The ring she’s been non-stop twisting around her thumb drops onto the floor mat, and our conversation stalls while she bends beneath my steering wheel to retrieve it. I make a move to help her, but freeze fast when I spy the inky lines of a tattoo, peeking between the space where her shirt and jacket meet her jeans.
“Got it,” she says, slipping the ring back on her right thumb as she leans back into the seat. “Why are you looking at me like that?”
“You have a tattoo?”
She nods, pulling her shirt down in the back even though she’s up against the seat. “Don’t ask me about it.”
“Can I at least see it?” I ask. Because there’s only one other cliff-jumping girl with dark hair and body tattoos that’s ever left an impression on me, and right now the similarities are too real.
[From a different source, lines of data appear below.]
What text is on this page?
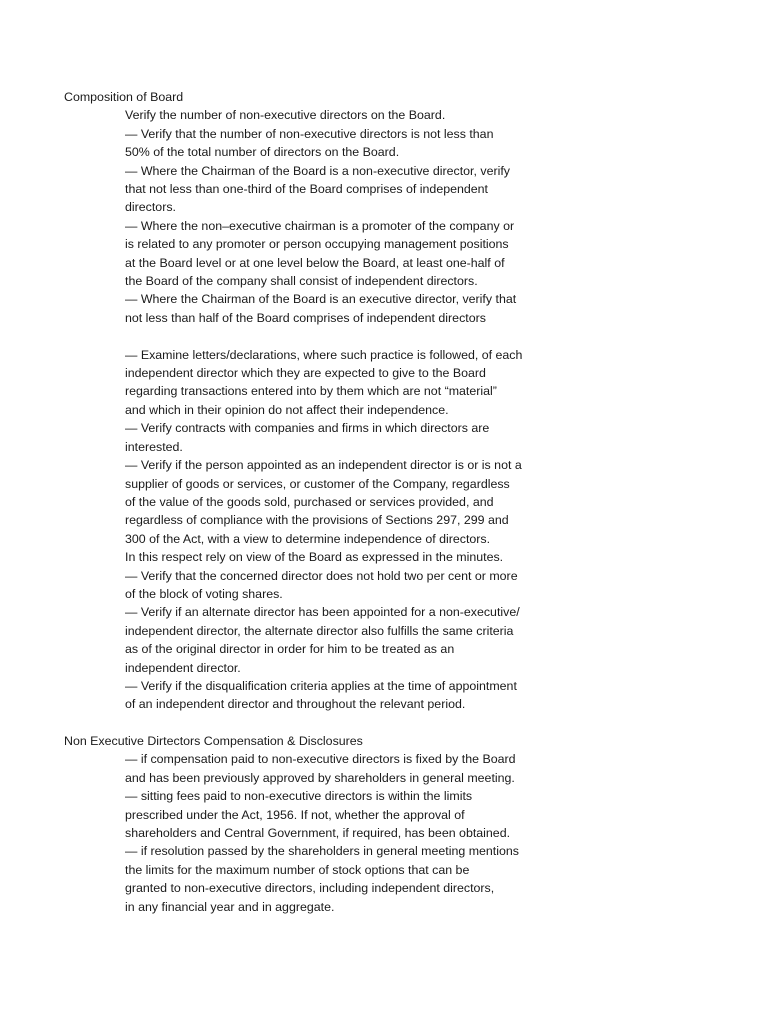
Composition of Board
Verify the number of non-executive directors on the Board.
— Verify that the number of non-executive directors is not less than
50% of the total number of directors on the Board.
— Where the Chairman of the Board is a non-executive director, verify
that not less than one-third of the Board comprises of independent
directors.
— Where the non–executive chairman is a promoter of the company or
is related to any promoter or person occupying management positions
at the Board level or at one level below the Board, at least one-half of
the Board of the company shall consist of independent directors.
— Where the Chairman of the Board is an executive director, verify that
not less than half of the Board comprises of independent directors
— Examine letters/declarations, where such practice is followed, of each
independent director which they are expected to give to the Board
regarding transactions entered into by them which are not “material”
and which in their opinion do not affect their independence.
— Verify contracts with companies and firms in which directors are
interested.
— Verify if the person appointed as an independent director is or is not a
supplier of goods or services, or customer of the Company, regardless
of the value of the goods sold, purchased or services provided, and
regardless of compliance with the provisions of Sections 297, 299 and
300 of the Act, with a view to determine independence of directors.
In this respect rely on view of the Board as expressed in the minutes.
— Verify that the concerned director does not hold two per cent or more
of the block of voting shares.
— Verify if an alternate director has been appointed for a non-executive/
independent director, the alternate director also fulfills the same criteria
as of the original director in order for him to be treated as an
independent director.
— Verify if the disqualification criteria applies at the time of appointment
of an independent director and throughout the relevant period.
Non Executive Dirtectors Compensation & Disclosures
— if compensation paid to non-executive directors is fixed by the Board
and has been previously approved by shareholders in general meeting.
— sitting fees paid to non-executive directors is within the limits
prescribed under the Act, 1956. If not, whether the approval of
shareholders and Central Government, if required, has been obtained.
— if resolution passed by the shareholders in general meeting mentions
the limits for the maximum number of stock options that can be
granted to non-executive directors, including independent directors,
in any financial year and in aggregate.
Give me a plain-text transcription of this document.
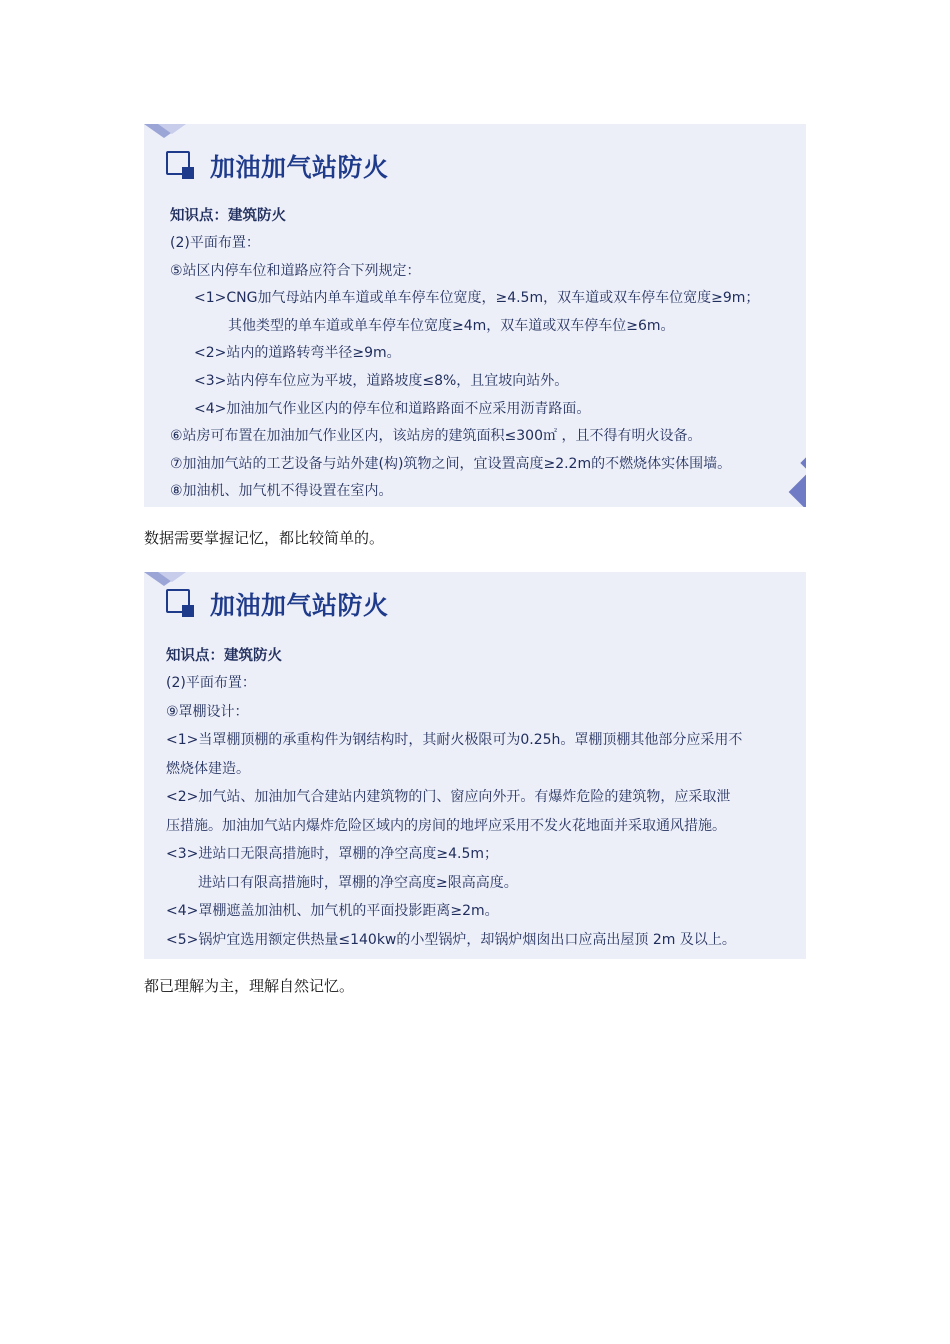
加油加气站防火
知识点：建筑防火
(2)平面布置：
⑤站区内停车位和道路应符合下列规定：
<1>CNG加气母站内单车道或单车停车位宽度，≥4.5m，双车道或双车停车位宽度≥9m；
其他类型的单车道或单车停车位宽度≥4m，双车道或双车停车位≥6m。
<2>站内的道路转弯半径≥9m。
<3>站内停车位应为平坡，道路坡度≤8%，且宜坡向站外。
<4>加油加气作业区内的停车位和道路路面不应采用沥青路面。
⑥站房可布置在加油加气作业区内，该站房的建筑面积≤300㎡ ，且不得有明火设备。
⑦加油加气站的工艺设备与站外建(构)筑物之间，宜设置高度≥2.2m的不燃烧体实体围墙。
⑧加油机、加气机不得设置在室内。
数据需要掌握记忆，都比较简单的。
加油加气站防火
知识点：建筑防火
(2)平面布置：
⑨罩棚设计：
<1>当罩棚顶棚的承重构件为钢结构时，其耐火极限可为0.25h。罩棚顶棚其他部分应采用不
燃烧体建造。
<2>加气站、加油加气合建站内建筑物的门、窗应向外开。有爆炸危险的建筑物，应采取泄
压措施。加油加气站内爆炸危险区域内的房间的地坪应采用不发火花地面并采取通风措施。
<3>进站口无限高措施时，罩棚的净空高度≥4.5m；
进站口有限高措施时，罩棚的净空高度≥限高高度。
<4>罩棚遮盖加油机、加气机的平面投影距离≥2m。
<5>锅炉宜选用额定供热量≤140kw的小型锅炉，却锅炉烟囱出口应高出屋顶 2m 及以上。
都已理解为主，理解自然记忆。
Iris closes one eye, lips pursed. “How about we answer one-for-one questions, since we’re supposed to be working on our projects, and we’ll see if we get to the tattoo? I’ll go first. Tell me something that bothers you about your everyday life.”
Easy.
“My grandfather started drinking after my dad died and being around him is like babysitting a grizzly bear. Can I see your tattoo?”
“It’s sort of intense. Tell me something nobody knows about your mom?”
She’s cheating, but I take a deep breath and let a bigger truth rip. “When I was thirteen our house burned down and my mom got trapped inside. My parents were fighting a lot before that happened, and afterward, my dad, shut everyone out. He stopped talking to my Uncle Phil, for the most part, and to me about anything important.”
“I didn’t know your mom died in a fire,” she says.
“It’s not something I like to talk about. Can I see your tattoo now?”
Iris narrows her eyes.
“It’s important. Just for a second.”
She sighs deeply, conceding, then turns and lifts the back of her shirt.
“Holy crap.”
Iris glances over her shoulder to read my face. “It told you. It’s intense.”
“It’s not that, Iris. It’s you. You’re, um…”
“Not what you expected?”
“More than I expected, actually.”
Because what if she’s her? The girl with the dark hair and body tattoos who made me believe it was okay to jump when I was ten years old. She was too far away for me to see any detail. But that’s impossible. It was three years before I saw Iris jump from the same spot wearing a yellow one-piece, her torso fully covered. It has to be a coincidence. They can’t be the same person. Iris was ten years old at that time, same as me. The girl I saw was a teenager even if nobody saw her but me. Not even Mom. Unless it was a dream state, way back then and I just didn’t know.
But did Mom? I remember her looking around nervously.
“You’re so much more like me than I ever imagined,” she said, “and that makes me incredibly happy. But you have to be careful what you say to anyone but me. Don’t blurt out everything you see, okay? Not everyone will understand.”